The research assessed whether the therapy, a cocktail of two types of antibodies, could prevent adults who had been exposed to the virus in the past eight days from developing COVID-19 symptoms. When compared to a placebo, the medication, AZD7442, was 33 percent beneficial in reducing the probability of patients having symptoms, but the difference was not statistically significant, suggesting it could have been due to chance rather than the therapy.
A total of 1,121 people from the United Kingdom and the United States took part in the Phase III trial, which was not peer reviewed. At the start of the experiment, the vast majority, though not all, were virus-free.
The results for a group of participants who were not infected to begin with were more promising, however the primary study was based on all individuals’ outcomes.

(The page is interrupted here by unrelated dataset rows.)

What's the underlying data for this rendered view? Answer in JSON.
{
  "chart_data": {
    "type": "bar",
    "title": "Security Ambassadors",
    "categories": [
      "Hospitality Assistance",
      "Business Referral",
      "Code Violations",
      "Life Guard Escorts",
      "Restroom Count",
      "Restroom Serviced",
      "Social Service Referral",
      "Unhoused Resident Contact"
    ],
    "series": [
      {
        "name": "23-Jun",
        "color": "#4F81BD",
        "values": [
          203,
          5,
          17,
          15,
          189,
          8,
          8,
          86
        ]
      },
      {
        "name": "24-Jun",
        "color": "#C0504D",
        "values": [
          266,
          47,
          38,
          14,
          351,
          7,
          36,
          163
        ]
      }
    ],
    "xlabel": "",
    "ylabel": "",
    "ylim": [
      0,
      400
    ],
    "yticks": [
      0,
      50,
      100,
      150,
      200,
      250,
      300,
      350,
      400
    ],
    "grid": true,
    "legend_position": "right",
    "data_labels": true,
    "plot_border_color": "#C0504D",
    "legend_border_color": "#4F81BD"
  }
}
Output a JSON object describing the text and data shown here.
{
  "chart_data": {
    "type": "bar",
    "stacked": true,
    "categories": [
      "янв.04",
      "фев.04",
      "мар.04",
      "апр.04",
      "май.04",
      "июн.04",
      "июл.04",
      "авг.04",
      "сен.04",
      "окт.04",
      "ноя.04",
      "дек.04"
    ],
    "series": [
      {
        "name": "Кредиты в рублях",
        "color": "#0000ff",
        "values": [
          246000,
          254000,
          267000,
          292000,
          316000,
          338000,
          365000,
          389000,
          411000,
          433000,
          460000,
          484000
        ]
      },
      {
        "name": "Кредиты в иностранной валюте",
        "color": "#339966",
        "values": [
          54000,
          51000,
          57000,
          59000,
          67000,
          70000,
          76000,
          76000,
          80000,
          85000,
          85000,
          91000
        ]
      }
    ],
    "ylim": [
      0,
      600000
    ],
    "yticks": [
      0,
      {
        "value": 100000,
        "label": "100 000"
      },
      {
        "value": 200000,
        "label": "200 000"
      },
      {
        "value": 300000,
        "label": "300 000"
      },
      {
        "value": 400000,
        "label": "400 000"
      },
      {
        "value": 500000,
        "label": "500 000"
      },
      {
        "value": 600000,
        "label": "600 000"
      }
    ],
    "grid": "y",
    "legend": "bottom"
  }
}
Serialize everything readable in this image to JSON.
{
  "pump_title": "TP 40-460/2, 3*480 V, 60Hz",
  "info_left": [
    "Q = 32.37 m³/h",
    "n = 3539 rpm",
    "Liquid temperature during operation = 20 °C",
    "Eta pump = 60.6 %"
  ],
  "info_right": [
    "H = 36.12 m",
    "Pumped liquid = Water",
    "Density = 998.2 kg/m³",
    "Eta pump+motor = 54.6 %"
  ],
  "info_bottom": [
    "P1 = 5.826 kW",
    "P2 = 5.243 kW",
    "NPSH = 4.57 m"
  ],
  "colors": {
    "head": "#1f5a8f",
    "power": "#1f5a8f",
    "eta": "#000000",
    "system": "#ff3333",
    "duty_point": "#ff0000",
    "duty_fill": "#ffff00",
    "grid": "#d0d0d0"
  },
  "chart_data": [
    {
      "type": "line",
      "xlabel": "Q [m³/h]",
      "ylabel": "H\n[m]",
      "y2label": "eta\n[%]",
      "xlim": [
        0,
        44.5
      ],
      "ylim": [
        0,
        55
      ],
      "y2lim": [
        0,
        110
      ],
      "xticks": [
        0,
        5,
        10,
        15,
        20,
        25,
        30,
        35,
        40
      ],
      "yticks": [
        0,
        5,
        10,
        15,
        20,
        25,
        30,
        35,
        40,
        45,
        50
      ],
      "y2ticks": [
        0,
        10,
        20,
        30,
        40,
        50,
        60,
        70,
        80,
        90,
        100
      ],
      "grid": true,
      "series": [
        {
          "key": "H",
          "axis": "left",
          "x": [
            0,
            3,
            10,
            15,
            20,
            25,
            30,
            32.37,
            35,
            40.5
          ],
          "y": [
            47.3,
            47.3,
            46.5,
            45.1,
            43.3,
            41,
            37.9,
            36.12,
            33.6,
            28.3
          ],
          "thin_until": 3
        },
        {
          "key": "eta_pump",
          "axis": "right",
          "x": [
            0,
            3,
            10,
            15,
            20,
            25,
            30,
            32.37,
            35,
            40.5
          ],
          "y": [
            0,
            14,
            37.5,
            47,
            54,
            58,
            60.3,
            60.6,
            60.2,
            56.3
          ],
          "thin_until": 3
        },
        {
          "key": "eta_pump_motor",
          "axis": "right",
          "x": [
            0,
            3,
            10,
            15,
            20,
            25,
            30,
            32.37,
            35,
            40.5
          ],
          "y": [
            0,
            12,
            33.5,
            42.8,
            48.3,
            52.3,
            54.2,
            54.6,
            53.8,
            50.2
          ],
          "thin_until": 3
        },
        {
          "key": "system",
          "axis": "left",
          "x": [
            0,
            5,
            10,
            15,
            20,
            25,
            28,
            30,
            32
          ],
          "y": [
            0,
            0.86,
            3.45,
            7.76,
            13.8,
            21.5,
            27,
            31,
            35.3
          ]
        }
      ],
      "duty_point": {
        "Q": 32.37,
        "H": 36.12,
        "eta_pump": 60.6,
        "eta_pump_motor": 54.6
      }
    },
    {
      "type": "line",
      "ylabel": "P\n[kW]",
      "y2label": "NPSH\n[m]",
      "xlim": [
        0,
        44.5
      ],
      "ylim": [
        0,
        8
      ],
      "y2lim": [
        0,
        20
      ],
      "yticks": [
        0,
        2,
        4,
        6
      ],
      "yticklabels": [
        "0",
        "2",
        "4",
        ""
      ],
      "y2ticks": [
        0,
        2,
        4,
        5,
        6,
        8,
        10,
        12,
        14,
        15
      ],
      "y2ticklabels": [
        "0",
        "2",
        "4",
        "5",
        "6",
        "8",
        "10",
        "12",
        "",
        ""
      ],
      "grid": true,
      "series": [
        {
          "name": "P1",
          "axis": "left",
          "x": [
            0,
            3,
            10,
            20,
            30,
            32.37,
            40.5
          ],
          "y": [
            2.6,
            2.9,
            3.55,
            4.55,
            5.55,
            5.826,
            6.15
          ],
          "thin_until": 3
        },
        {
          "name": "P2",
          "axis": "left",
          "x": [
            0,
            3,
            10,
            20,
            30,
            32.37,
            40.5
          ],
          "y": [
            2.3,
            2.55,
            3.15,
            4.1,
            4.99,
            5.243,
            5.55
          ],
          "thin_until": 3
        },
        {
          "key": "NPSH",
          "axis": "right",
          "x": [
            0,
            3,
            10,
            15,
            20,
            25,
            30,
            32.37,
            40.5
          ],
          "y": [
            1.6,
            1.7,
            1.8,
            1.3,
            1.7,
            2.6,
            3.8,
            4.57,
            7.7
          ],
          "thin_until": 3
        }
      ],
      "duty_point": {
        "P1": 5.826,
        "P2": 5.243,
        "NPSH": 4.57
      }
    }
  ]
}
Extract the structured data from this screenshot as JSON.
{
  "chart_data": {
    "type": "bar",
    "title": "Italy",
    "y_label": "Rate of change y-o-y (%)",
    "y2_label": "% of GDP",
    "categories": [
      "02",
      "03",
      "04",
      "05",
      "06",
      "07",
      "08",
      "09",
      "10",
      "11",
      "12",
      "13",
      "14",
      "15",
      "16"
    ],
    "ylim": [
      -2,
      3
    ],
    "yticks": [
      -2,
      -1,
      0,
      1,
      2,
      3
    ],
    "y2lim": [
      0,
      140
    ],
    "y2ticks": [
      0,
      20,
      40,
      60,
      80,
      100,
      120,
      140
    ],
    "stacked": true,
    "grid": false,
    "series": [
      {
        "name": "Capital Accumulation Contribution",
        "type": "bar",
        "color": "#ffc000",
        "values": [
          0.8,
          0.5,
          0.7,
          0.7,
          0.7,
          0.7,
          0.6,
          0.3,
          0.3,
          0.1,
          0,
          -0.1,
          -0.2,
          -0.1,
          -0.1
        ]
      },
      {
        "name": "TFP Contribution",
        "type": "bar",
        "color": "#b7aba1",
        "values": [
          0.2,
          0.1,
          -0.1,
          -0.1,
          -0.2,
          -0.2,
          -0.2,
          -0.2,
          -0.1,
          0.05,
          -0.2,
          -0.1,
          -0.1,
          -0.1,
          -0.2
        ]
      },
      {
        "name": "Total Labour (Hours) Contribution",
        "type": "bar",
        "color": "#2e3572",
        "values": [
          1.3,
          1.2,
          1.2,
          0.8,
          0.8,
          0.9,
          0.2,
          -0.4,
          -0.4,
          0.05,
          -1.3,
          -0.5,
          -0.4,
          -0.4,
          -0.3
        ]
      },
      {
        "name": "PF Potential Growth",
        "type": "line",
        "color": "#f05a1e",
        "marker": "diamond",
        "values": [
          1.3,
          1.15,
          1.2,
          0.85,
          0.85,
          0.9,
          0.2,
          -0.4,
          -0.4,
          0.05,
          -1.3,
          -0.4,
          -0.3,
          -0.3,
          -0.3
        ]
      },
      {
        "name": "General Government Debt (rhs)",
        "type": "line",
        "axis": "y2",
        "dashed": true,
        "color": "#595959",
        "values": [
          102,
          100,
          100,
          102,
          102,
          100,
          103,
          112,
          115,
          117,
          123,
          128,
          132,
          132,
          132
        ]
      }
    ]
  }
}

“While this trial did not meet the primary endpoint against symptomatic illness, we are encouraged by the protection seen in the PCR negative participants following treatment with AZD7442,” AstraZeneca Executive Vice President Mene Pangalos said in a statement.
Further research is being used by the corporation to try to recover the product’s fortunes. Five more trials are being conducted to see if the antibody cocktail can be used as a treatment or a preventative measure.
The next one will most likely come from a larger study looking at the product in people who have a weakened immune system as a result of cancer or an organ transplant and may not benefit from a vaccine.